For others searching: https://www.scotusblog.com/cases/case-files/united-states-v-skrmetti/ has all, and I mean all, the files.
In the table, under "Opinion", you get all the justices' opinions in a huge, over 100 page file. Justice Alito's opinion starts on page 64. In page 83 he writes "The parties in this case also admit that transgender status is not an immutable characteristic. See Tr. of Oral Arg. 97-98. Instead, a person’s gender identity may "shif[t]," and a person who is transgender now may not be transgender later." The bolding is mine because my next paragraph follows that reference.
In the Scotusblog table, under "Argument", there's a link to an audio recording of the argument in court and a transcript of the audio recording. The transcript pages 97-98 feature Justice Alito getting activist barrister Chase Strangio to admit in court that "trans" includes gender fluidity and that detransitioners exist, therefore being trans isn't immutable and so laws that might vary in their effect based on whether someone is trans shouldn't be subject to the level of scrutiny[1] that laws disproportionately affecting Black people should be.
JUSTICE ALITO: Are there individuals who are born male, assigned male at birth, who at one point identify as female but then later come to identify as male, and, likewise, for individuals who are assigned female at birth, at some point identify as male - as female - I'm sorry - identify as male but later come to identify as female? Are there not such people?
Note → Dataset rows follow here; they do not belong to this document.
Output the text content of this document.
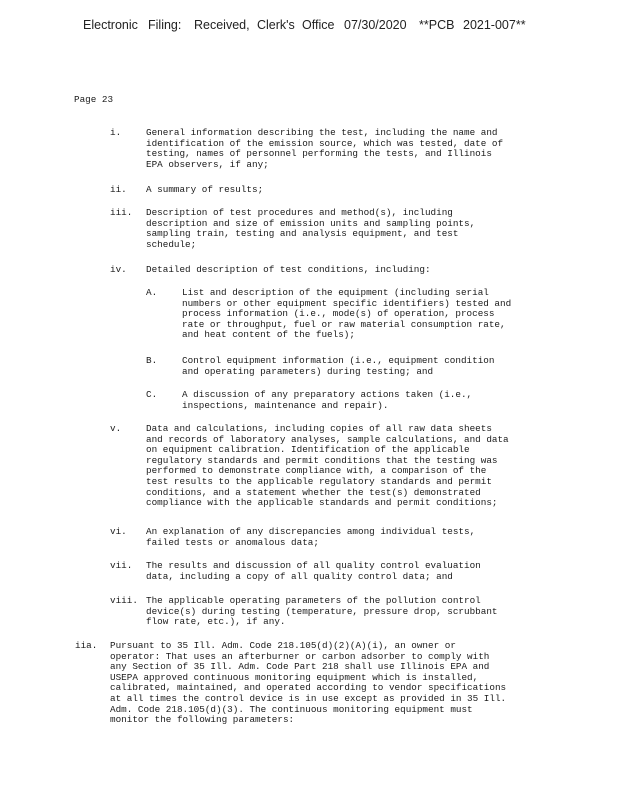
Electronic Filing: Received, Clerk's Office 07/30/2020 **PCB 2021-007**
Page 23
i.	General information describing the test, including the name and
identification of the emission source, which was tested, date of
testing, names of personnel performing the tests, and Illinois
EPA observers, if any;
ii. A summary of results;
iii. Description of test procedures and method(s), including
description and size of emission units and sampling points,
sampling train, testing and analysis equipment, and test
schedule;
iv. Detailed description of test conditions, including:
A.	List and description of the equipment (including serial
numbers or other equipment specific identifiers) tested and
process information (i.e., mode(s) of operation, process
rate or throughput, fuel or raw material consumption rate,
and heat content of the fuels);
B.	Control equipment information (i.e., equipment condition
and operating parameters) during testing; and
C.	A discussion of any preparatory actions taken (i.e.,
inspections, maintenance and repair).
v.	Data and calculations, including copies of all raw data sheets
and records of laboratory analyses, sample calculations, and data
on equipment calibration. Identification of the applicable
regulatory standards and permit conditions that the testing was
performed to demonstrate compliance with, a comparison of the
test results to the applicable regulatory standards and permit
conditions, and a statement whether the test(s) demonstrated
compliance with the applicable standards and permit conditions;
vi. An explanation of any discrepancies among individual tests,
failed tests or anomalous data;
vii. The results and discussion of all quality control evaluation
data, including a copy of all quality control data; and
viii. The applicable operating parameters of the pollution control
device(s) during testing (temperature, pressure drop, scrubbant
flow rate, etc.), if any.
iia. Pursuant to 35 Ill. Adm. Code 218.105(d)(2)(A)(i), an owner or
operator: That uses an afterburner or carbon adsorber to comply with
any Section of 35 Ill. Adm. Code Part 218 shall use Illinois EPA and
USEPA approved continuous monitoring equipment which is installed,
calibrated, maintained, and operated according to vendor specifications
at all times the control device is in use except as provided in 35 Ill.
Adm. Code 218.105(d)(3). The continuous monitoring equipment must
monitor the following parameters:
MR. [sic] STRANGIO:There are such people. I agree with that, Justice Alito.
JUSTICE ALITO: So it's not an immutable characteristic, is it?
Back to Justice Alito's opinion:
Moreover, transgender status, unlike race and sex, is often not accompanied by visibly identifiable characteristics. A person's "gender identity" is an "internal sense," Merriam-Webster’s Collegiate Dictionary, at 520, and transgender persons as a class do not uniformly "exhibit obvious, immutable, or distinguishing characteristics that define them as a discrete group," Lyng, 477 U. S., at 638. Nor do they necessarily tend to "carry an obvious badge" of their membership in the class that might serve to exacerbate discrimination. Mathews, 427 U. S., at 506. Bolding mine.
How's "you can't tell if someone's trans" working out for you, TRAs?
Justice Alito's dismantling of the very idea that an internal identity can grant membership of an oppressed class is truly masterful.
[1] This refers to a very approximate US equivalent to an English law being subject to judicial review because it breaches the Equality Act 2010.